Re: Code of Conduct and Foundation membership



I don't agree at all with the current direction of the discussion. For me,
pgo is about people.

Yes, I'm interested to learn that Nat will soon get married. Yes, I'm
interested to hear about Mandriva on Frédéric's posts because I don't use
it at all but at least I keep an eye on it thanks to his blog. Even the
mono-bashism of Miguel is sometimes interesting : it allows me to know what
is happening when I want to know. I like to practise my Dutch by reading
Reinout's post and to see if UTF-8 works correctly when seeing Indian's
poems.

I'm happy to meet a fellow GNOME developer at FOSDEM and saying : "So, you
like Karaté/Running/Vegan Cooking ?".

I know some planets that choose to have a "code of conduct" about what
should be posted or not (like planet Ubuntu-f or planet-libre.org). They
all ended by not selecting the people on a quality basis but selecting
posts that "respect the subject of the planet". It results in very-low
quality planet, not interesting and, more importantly, without any soul,
any spirit.

Planet.gnome has a spirit. There's something (called it "soul" if you
want). Don't break it. Remember planet.climate-change joke? That was huge
and enjoyable.


My solution is the following : 

- Each GNOME member should be able to add his feed to pgo. He might want
to change his feed whenever he wants to take a more specialized one or not.

- Each year, a mail is sent to those member asking if they want to stay on
pgo and if they consider themselves still on-topic.

But don't clean whiter than white. There's always off-topic stuffs or
stuff you don't want to read. Just don't read them. Richard don't want to
read stuffs about Mono? I understand, it's his choice and I respect it.
He's not forced to read them. GNOME is about people. Sometimes, people are
doing other stuffs than free software coding (aren't you?). When I'm at
work, I often talk with co-worker about sports, about what I will eat
tonight. When I go to #gnome-hackers, often the discussion is completely
off-topic. Last night, on #gtg, I discussed about chocolates with someone
arguing that there's good chocolate in Italy (can you believe that?). It
was fun. I'm in GNOME because it's fun. GNOME is fun. PGO is fun.
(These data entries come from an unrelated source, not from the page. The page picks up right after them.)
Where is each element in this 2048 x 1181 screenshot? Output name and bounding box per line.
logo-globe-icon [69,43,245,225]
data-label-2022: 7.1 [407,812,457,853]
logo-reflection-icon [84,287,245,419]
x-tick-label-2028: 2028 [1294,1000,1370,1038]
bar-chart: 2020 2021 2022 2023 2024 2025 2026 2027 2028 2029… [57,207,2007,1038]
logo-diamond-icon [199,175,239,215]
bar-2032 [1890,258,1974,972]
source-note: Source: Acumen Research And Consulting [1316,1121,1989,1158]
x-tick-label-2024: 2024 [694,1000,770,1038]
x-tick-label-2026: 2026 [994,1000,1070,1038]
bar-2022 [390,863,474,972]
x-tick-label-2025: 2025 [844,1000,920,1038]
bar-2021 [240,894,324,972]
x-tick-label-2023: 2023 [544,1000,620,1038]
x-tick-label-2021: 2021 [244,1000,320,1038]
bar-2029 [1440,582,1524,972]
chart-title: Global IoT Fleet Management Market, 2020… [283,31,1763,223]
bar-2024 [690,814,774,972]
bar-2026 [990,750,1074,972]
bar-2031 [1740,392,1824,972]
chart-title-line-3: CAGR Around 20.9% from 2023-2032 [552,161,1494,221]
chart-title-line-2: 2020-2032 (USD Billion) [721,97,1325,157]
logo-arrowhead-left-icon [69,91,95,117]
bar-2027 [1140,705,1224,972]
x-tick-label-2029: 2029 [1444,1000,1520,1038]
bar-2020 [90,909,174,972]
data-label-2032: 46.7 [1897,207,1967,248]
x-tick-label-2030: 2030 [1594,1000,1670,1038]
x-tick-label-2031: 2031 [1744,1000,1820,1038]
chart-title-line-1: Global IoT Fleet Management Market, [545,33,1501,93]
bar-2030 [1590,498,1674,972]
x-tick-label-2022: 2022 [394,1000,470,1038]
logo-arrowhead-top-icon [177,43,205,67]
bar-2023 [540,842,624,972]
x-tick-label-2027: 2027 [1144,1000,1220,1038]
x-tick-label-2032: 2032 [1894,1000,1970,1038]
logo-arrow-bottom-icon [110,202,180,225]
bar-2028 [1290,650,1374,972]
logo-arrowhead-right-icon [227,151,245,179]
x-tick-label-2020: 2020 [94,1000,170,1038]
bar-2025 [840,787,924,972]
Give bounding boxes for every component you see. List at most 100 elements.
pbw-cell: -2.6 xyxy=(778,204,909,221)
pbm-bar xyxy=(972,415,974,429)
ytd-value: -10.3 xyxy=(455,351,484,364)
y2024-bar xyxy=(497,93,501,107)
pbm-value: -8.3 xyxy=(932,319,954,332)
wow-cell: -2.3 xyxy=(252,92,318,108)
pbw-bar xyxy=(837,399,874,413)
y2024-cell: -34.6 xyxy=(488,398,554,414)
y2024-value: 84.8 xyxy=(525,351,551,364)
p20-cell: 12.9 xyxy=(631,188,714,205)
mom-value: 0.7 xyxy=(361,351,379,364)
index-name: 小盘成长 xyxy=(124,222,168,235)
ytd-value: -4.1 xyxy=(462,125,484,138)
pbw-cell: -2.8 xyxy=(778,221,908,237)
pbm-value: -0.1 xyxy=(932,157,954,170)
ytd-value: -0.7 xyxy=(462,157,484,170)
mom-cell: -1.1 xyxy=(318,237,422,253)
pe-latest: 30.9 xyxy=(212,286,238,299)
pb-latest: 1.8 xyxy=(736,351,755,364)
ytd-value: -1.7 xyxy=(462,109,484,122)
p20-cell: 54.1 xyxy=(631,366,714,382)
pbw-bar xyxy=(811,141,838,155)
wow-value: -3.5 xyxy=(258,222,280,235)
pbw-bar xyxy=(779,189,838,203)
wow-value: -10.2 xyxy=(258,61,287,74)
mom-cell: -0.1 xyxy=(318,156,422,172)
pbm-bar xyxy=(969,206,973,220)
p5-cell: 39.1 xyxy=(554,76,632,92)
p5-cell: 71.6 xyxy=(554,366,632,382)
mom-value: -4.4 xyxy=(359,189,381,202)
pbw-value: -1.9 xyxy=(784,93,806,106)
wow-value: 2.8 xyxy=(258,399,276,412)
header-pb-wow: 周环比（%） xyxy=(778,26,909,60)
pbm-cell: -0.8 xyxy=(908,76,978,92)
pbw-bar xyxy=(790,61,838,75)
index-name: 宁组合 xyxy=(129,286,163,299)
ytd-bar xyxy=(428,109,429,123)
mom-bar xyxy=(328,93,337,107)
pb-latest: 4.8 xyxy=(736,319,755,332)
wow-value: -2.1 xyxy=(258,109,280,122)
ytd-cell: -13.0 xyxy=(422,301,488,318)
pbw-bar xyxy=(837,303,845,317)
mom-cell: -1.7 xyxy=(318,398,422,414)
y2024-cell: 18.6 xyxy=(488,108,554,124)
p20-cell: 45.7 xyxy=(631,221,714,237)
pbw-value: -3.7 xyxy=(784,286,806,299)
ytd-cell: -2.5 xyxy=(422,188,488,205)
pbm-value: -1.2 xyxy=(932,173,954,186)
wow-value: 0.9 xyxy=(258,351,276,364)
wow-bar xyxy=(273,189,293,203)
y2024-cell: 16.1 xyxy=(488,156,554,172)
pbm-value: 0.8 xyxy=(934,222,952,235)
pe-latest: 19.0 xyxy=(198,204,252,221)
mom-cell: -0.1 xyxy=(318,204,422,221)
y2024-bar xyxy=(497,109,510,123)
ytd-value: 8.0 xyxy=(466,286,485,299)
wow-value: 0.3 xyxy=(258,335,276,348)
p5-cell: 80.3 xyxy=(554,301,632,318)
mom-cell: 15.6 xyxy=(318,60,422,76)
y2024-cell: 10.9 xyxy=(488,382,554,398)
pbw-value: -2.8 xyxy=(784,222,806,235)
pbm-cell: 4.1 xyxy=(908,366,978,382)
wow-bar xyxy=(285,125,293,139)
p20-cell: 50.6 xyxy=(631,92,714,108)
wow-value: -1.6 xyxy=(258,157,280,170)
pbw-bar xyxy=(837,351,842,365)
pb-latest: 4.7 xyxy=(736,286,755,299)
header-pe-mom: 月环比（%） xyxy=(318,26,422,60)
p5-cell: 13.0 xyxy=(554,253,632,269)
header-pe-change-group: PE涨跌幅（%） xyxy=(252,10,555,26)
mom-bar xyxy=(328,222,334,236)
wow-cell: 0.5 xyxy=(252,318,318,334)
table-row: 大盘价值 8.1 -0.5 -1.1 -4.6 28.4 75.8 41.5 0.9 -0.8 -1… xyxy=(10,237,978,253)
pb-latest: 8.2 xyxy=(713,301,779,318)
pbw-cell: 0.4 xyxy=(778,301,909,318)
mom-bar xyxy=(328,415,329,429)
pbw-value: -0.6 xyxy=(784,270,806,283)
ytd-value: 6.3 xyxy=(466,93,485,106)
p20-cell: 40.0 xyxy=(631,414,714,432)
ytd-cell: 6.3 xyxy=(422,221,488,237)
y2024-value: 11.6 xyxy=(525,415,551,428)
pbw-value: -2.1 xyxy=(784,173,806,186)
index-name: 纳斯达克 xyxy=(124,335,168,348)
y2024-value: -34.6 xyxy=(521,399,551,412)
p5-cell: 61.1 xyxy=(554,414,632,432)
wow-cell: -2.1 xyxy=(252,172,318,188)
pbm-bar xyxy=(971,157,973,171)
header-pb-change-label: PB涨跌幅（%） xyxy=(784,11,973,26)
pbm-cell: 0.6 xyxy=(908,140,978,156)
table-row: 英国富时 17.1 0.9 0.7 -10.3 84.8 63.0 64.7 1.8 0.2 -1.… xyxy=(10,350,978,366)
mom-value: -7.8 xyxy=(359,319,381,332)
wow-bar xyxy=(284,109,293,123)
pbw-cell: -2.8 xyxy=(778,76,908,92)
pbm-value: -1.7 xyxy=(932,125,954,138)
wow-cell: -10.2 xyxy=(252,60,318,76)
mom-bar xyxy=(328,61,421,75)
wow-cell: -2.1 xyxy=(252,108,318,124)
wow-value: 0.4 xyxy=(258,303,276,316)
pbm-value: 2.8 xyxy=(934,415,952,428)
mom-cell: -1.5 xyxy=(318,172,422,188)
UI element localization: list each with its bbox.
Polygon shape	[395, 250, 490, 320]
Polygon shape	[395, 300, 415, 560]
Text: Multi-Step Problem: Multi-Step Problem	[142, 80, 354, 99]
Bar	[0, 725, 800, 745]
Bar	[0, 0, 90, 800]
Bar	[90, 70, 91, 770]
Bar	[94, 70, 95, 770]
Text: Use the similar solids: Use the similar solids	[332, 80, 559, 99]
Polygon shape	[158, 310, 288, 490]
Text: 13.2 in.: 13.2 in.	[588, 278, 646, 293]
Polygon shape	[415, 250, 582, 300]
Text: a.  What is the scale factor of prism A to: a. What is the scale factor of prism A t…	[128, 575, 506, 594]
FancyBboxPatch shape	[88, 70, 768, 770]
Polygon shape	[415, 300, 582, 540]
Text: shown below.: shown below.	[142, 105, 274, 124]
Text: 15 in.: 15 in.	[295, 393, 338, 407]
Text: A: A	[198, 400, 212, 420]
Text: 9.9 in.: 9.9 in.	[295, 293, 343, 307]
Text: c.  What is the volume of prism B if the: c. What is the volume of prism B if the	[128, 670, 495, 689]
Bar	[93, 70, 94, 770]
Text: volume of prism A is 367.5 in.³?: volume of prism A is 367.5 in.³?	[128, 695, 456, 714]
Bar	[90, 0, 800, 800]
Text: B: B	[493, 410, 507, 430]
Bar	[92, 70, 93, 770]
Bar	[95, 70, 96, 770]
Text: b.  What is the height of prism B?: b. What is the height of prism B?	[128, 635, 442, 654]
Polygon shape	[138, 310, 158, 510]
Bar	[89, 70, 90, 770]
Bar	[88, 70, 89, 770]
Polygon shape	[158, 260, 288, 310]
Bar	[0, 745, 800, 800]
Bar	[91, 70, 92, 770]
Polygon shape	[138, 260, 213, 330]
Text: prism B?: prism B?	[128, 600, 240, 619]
Please, please, please, keep the fun. World is collapsing? It's doing that
for 2.000.000 years already! So, keep the fun…

Lionel


On Wed, 09 Dec 2009 14:27:43 +0100, Frederic Crozat <fcrozat mandriva com>
wrote:
> Le 08/12/2009 16:08, sankarshan a écrit :
>> 2009/12/8 Pierre-Luc Beaudoin<pierre-luc pierlux com>:
>>> On Tue, 2009-12-08 at 03:23 -0500, Behdad Esfahbod wrote:
>>>> But I find it interesting to know, say, what Miguel is up to these
>>>> days. I don't think it's just me...
>>>
>>> I don't believe Frederic was pointing at Miguel.  There are people who
>>> have left the Gnome community working on products that don't use any
>>> Gnome technology posting blog post/ads for said product on PGO.
>>
>> [0] Unless specific names are pointed out to the Board or, on this
>> list, the shadow boxing will be more harmful
> 
> So, let's start (this is list done quickly by me and I haven't contacted

> anybody from it), as basis:
> 
> - Robert Love
> - Christopher Blizzard
> - Miguel De Icaza
> - Nat Friedman
> - Daniel Veillard
> - Edd Dumbill
> - Glynn Foster
> - James Henstridge
> - Jeff Waugh
> - Mark McLoughlin
> - Scott James Remnant
> 
> 
>> [1] How does one define that they have "left the GNOME community" ?
> 
> this list is based on people either no longer blogging at all or not 
> blogging about GNOME and not being active in GNOME. I don't have any 
> problem about people who blogs about non-political oriented things in 
> their life, as long as GNOME is one of those things...
> 
> I'm not even sure I should still be on Planet GNOME (even if I'm release

> team member), since most of my posts aren't about GNOME but about the 
> distribution I work on. And I sometime feels those posts could be seen 
> as propaganda for my distribution.
> 
> Regarding what bedhad said, nothing prevent people to read those people 
> blog outside Planet GNOME (like Planet Mono or anything else).